Baby Bird's Crawfish Étouffée

Dom and I first visited New Orleans in 1991 and immediately fell in love with K-Paul’s Louisiana Kitchen. It was our first stop upon arrival into the French Quarter. During that trip, we ate there every day for lunch and Dom even got to help cook his own meal in the kitchen. We visited New Orleans many more times and always re-visited K-Paul’s even after one of its namesakes had passed away. We took Nic with us as a toddler and we (and the wait staff) were wildly impressed when he devoured my entire plate of (very spicy) crawfish étouffée. He started off just tasting from my plate and then sat like a baby bird with his mouth wide-open as we fed him bite after bite until the plate was empty. Good thing we learned to make it at home!

This is the perfect dish to celebrate Mardi Gras as it embodies all the elements of classic Cajun cuisine: roux, crawfish, cayenne pepper, and Cajun mirepoix (also known as “Trinity”); a dish as unique as the city that made it famous!

Spice Mix: (Make ahead)
  • 2 teaspoons of salt
  • 2 teaspoons of cayenne pepper
  • 1 teaspoon of white pepper
  • 1 teaspoon of black pepper
  • 1 teaspoon of dried basil
  • 1/2 teaspoon of dried thyme

  • 1/3 cup vegetable oil
  • 3/4 cup all-purpose flour
  • spice mix (above)
  • ¼ cup chopped onions
  • ¼ cup chopped green bell pepper
  • ¼ cup chopped celery
  • 3 cups chicken or fish stock
  • 1 cup (2 sticks) unsalted butter, in total
  • 2 pounds crawfish tails
  • 1 cup green onion, chopped for garnish
  • Steamed or cooked rice

In a large heavy-bottomed pot, heat the oil until smoking hot, add the flour and stir continually until the mixture (called a roux) reaches a dark reddish brown color.  This can take up to 5 minutes.  Chef Paul Prudhomme used to call this “Cajun napalm” because the steam burns if inhaled directly. It is also very hot and can cause serious burns, so be careful not to allow to splatter.

Reduce heat to medium-low heat and add the chopped onions, bell pepper and celery (known as Cajun trinity) and 1 tablespoon of the spice mix into the roux. Cook until the vegetables are soft and translucent and then allow to cool in the pan while you prepare your rice. Add the stock and bring to a simmer.
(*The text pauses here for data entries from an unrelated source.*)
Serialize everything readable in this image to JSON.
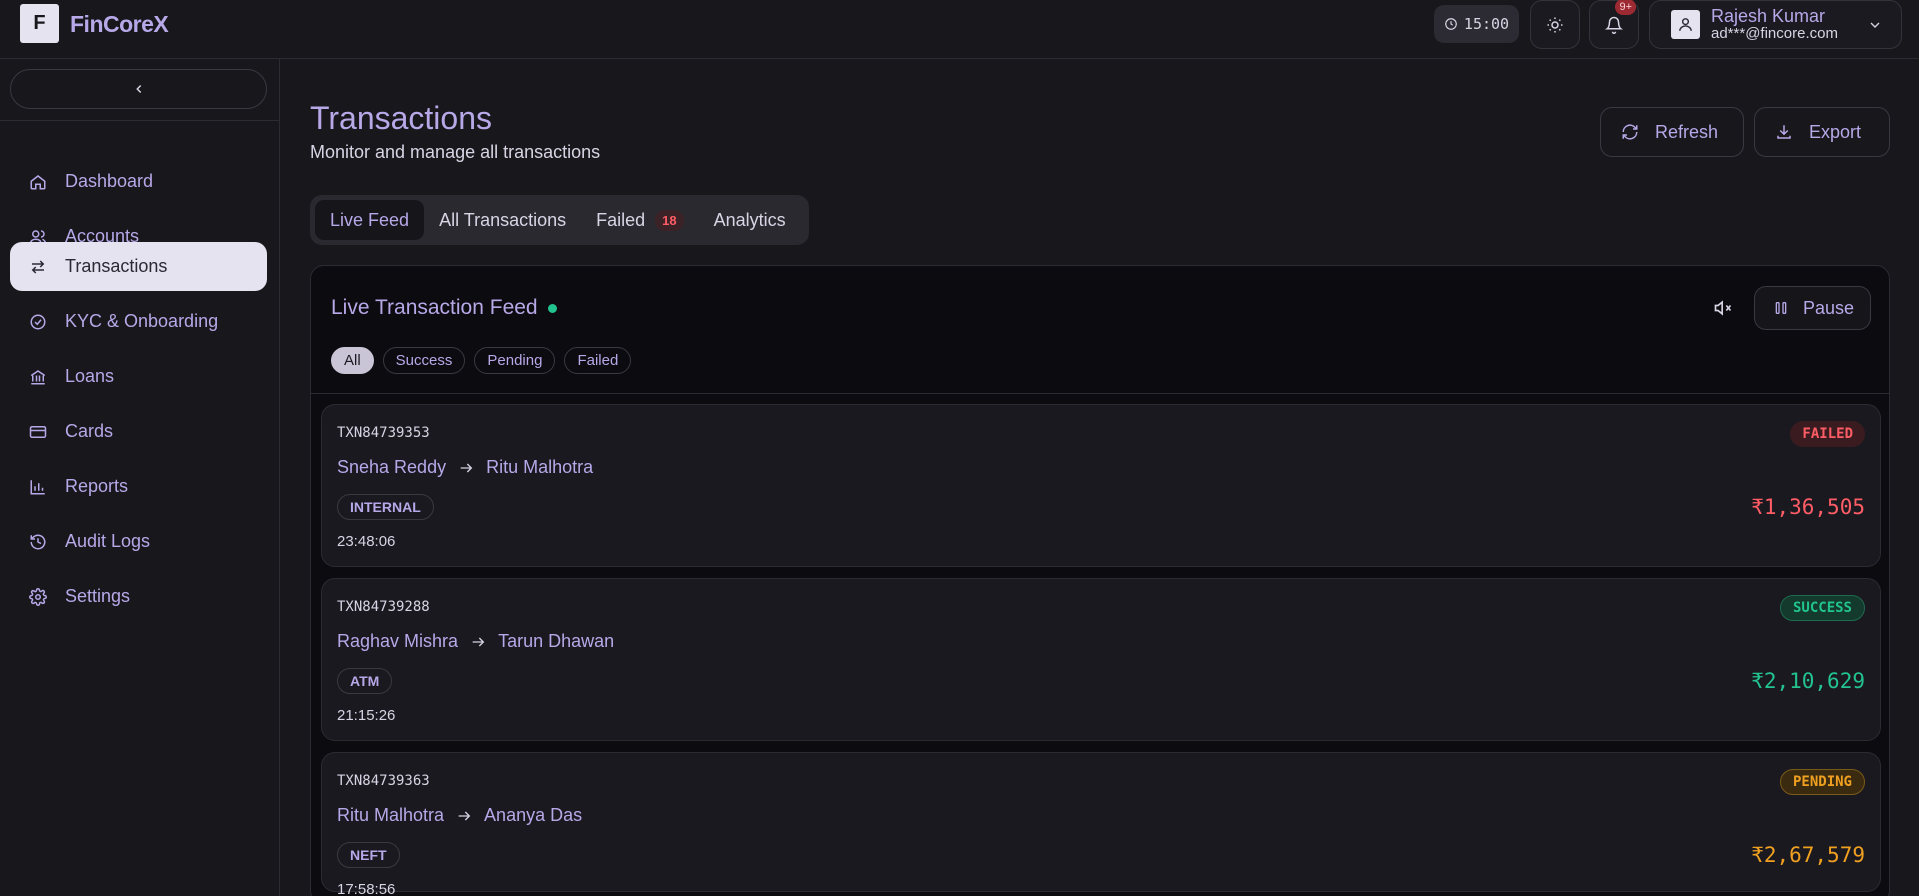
{
  "app": {
    "logo_letter": "F",
    "name": "FinCoreX"
  },
  "header": {
    "clock": "15:00",
    "notif_badge": "9+",
    "user_name": "Rajesh Kumar",
    "user_email": "ad***@fincore.com"
  },
  "sidebar": {
    "items": [
      {
        "label": "Dashboard",
        "icon": "home-icon",
        "active": false
      },
      {
        "label": "Accounts",
        "icon": "users-icon",
        "active": false
      },
      {
        "label": "Transactions",
        "icon": "arrows-icon",
        "active": true
      },
      {
        "label": "KYC & Onboarding",
        "icon": "check-circle-icon",
        "active": false
      },
      {
        "label": "Loans",
        "icon": "bank-icon",
        "active": false
      },
      {
        "label": "Cards",
        "icon": "card-icon",
        "active": false
      },
      {
        "label": "Reports",
        "icon": "chart-icon",
        "active": false
      },
      {
        "label": "Audit Logs",
        "icon": "history-icon",
        "active": false
      },
      {
        "label": "Settings",
        "icon": "gear-icon",
        "active": false
      }
    ]
  },
  "page": {
    "title": "Transactions",
    "subtitle": "Monitor and manage all transactions",
    "refresh_label": "Refresh",
    "export_label": "Export"
  },
  "tabs": {
    "live": "Live Feed",
    "all": "All Transactions",
    "failed": "Failed",
    "failed_count": "18",
    "analytics": "Analytics"
  },
  "feed": {
    "title": "Live Transaction Feed",
    "pause_label": "Pause",
    "filters": {
      "all": "All",
      "success": "Success",
      "pending": "Pending",
      "failed": "Failed"
    }
  },
  "transactions": [
    {
      "id": "TXN84739353",
      "from": "Sneha Reddy",
      "to": "Ritu Malhotra",
      "type": "INTERNAL",
      "time": "23:48:06",
      "status": "FAILED",
      "amount": "₹1,36,505"
    },
    {
      "id": "TXN84739288",
      "from": "Raghav Mishra",
      "to": "Tarun Dhawan",
      "type": "ATM",
      "time": "21:15:26",
      "status": "SUCCESS",
      "amount": "₹2,10,629"
    },
    {
      "id": "TXN84739363",
      "from": "Ritu Malhotra",
      "to": "Ananya Das",
      "type": "NEFT",
      "time": "17:58:56",
      "status": "PENDING",
      "amount": "₹2,67,579"
    }
  ],
  "colors": {
    "accent": "#b7a8e8",
    "failed": "#ff5d65",
    "success": "#22c38e",
    "pending": "#f0a020"
  }
}
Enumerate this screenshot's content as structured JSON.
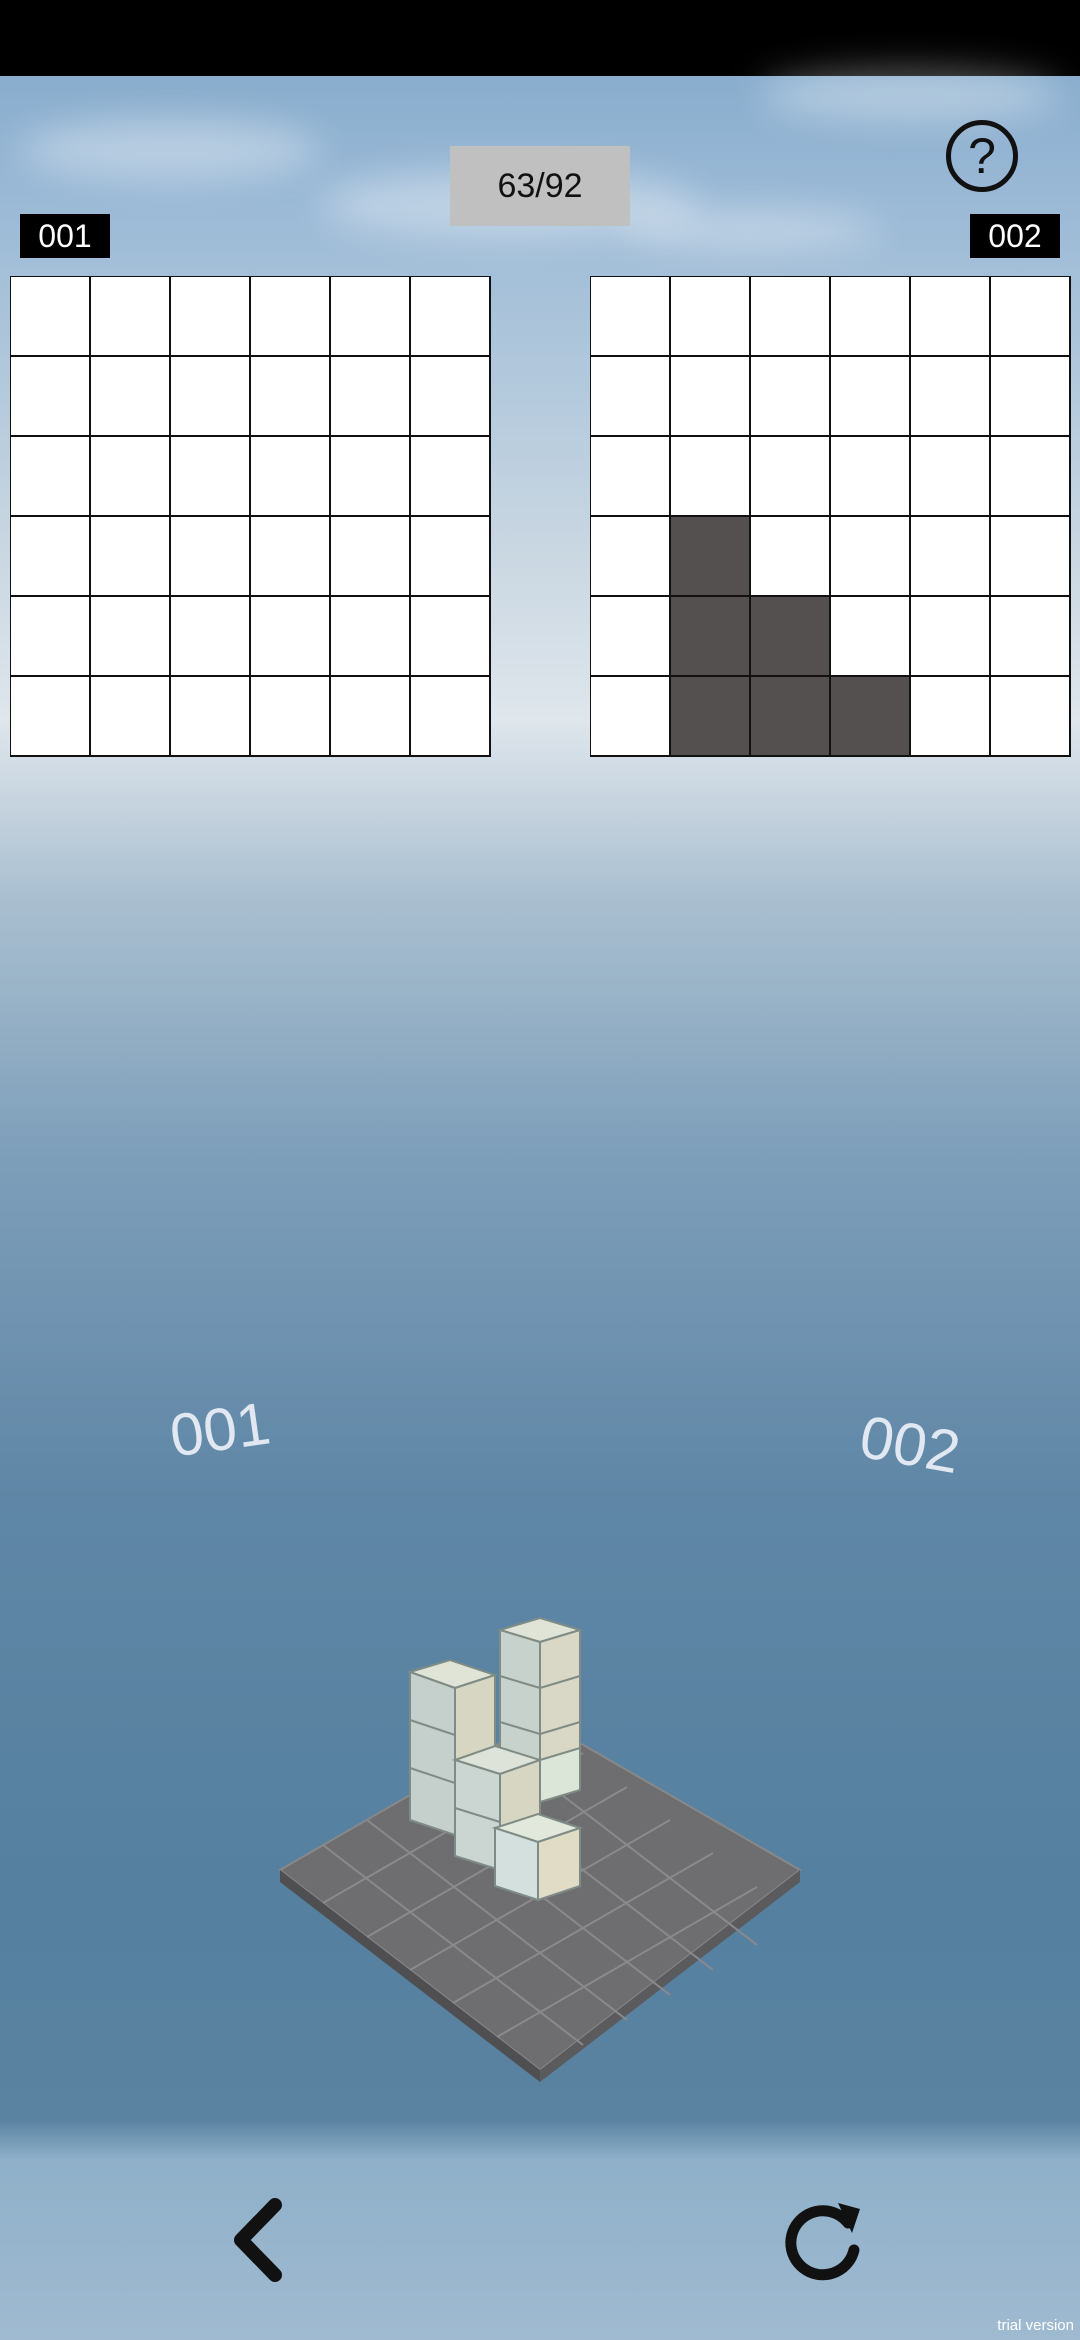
{
  "header": {
    "progress_text": "63/92",
    "help_label": "?"
  },
  "views": [
    {
      "label": "001",
      "rows": [
        [
          0,
          0,
          0,
          0,
          0,
          0
        ],
        [
          0,
          0,
          0,
          0,
          0,
          0
        ],
        [
          0,
          0,
          0,
          0,
          0,
          0
        ],
        [
          0,
          0,
          0,
          0,
          0,
          0
        ],
        [
          0,
          0,
          0,
          0,
          0,
          0
        ],
        [
          0,
          0,
          0,
          0,
          0,
          0
        ]
      ]
    },
    {
      "label": "002",
      "rows": [
        [
          0,
          0,
          0,
          0,
          0,
          0
        ],
        [
          0,
          0,
          0,
          0,
          0,
          0
        ],
        [
          0,
          0,
          0,
          0,
          0,
          0
        ],
        [
          0,
          1,
          0,
          0,
          0,
          0
        ],
        [
          0,
          1,
          1,
          0,
          0,
          0
        ],
        [
          0,
          1,
          1,
          1,
          0,
          0
        ]
      ]
    }
  ],
  "scene": {
    "label_left": "001",
    "label_right": "002"
  },
  "footer": {
    "back_icon": "chevron-left-icon",
    "reset_icon": "rotate-cw-icon",
    "watermark": "trial version"
  },
  "colors": {
    "filled_cell": "#545050",
    "empty_cell": "#ffffff",
    "board": "#6f6f72"
  }
}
In a separate sauté pan, heat 1 stick of butter and lightly sauté the crawfish tails. Add another tablespoon of the spice, remaining stock and second stick of butter and simmer until the butter is melted; swirling pan to combine. Add the remaining seasoning mix, stir well and remove from the heat.

Plate your rice (we use an ice cream scoop) and then ladle the crawfish sauce around the mounds of rice. Garnish with the chopped green onion or chopped parsley and serve with your favorite hot sauces like McIlhenny’s Tabasco or Louisiana Hot Sauce.

Return of the Baby Bird:
We again visited New Orleans in July 2011. While the restaurant has undergone several renovations, it is still very popular. The lunch service is now deli-style with a varying fare of soups, salads and po'boys. Dinner entrees include standards such as jambalaya and blackened fish along with new creations by Executive Chef, Paul Miller. Of course, Dominic ordered the Crawfish Étouffée which he immediately proceeded to devour.We also sampled gumbo, soft-shelled crabs, jambalaya and fried, stuffed flounder. All dishes were perfectly prepared and portions were very generous. We still highly recommend this iconic culinary destination.